Approximate Message Passing algorithms for rotationally invariant matrices

Approximate Message Passing (AMP) algorithms have seen widespread use across a variety of applications. However, the precise forms for their Onsager corrections and state evolutions depend on properties of the underlying random matrix ensemble, limiting the extent to which AMP algorithms derived for white noise may be applicable to data matrices that arise in practice. In this work, we study a more general AMP algorithm for random matrices $W$ that satisfy orthogonal rotational invariance in law, where $W$ may have a spectral distribution that is different from the semicircle and Marcenko-Pastur laws characteristic of white noise. For a symmetric square matrix $W$, the forms of the Onsager correction and state evolution in this algorithm are defined by the free cumulants of its eigenvalue distribution.
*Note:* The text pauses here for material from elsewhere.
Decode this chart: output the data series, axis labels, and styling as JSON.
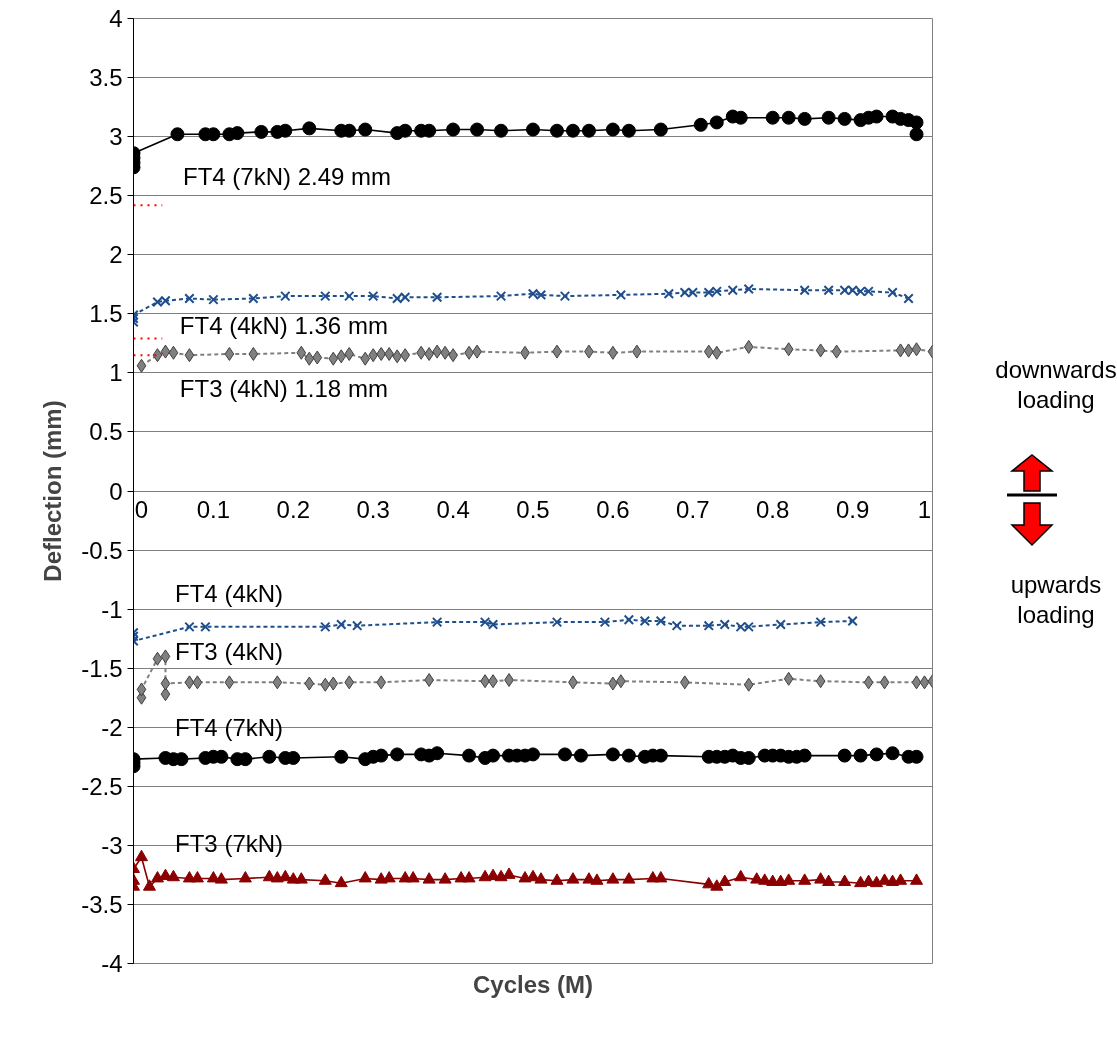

These forms were derived previously by Opper, Cakmak, and Winther using non-rigorous dynamic functional theory techniques, and we provide a rigorous proof. For rectangular matrices $W$ that are bi-rotationally invariant in law, we derive a similar AMP algorithm that is defined by the rectangular free cumulants of the singular value distribution of $W$, as introduced by Benaych-Georges. To illustrate the general algorithms, we discuss an application to Principal Components Analysis with prior information for the principal components (PCs). For sufficiently large signal strength and any prior distributions of the PCs that are not mean-zero Gaussian laws, we develop a Bayes-AMP algorithm that provably achieves better estimation accuracy than the sample PCs.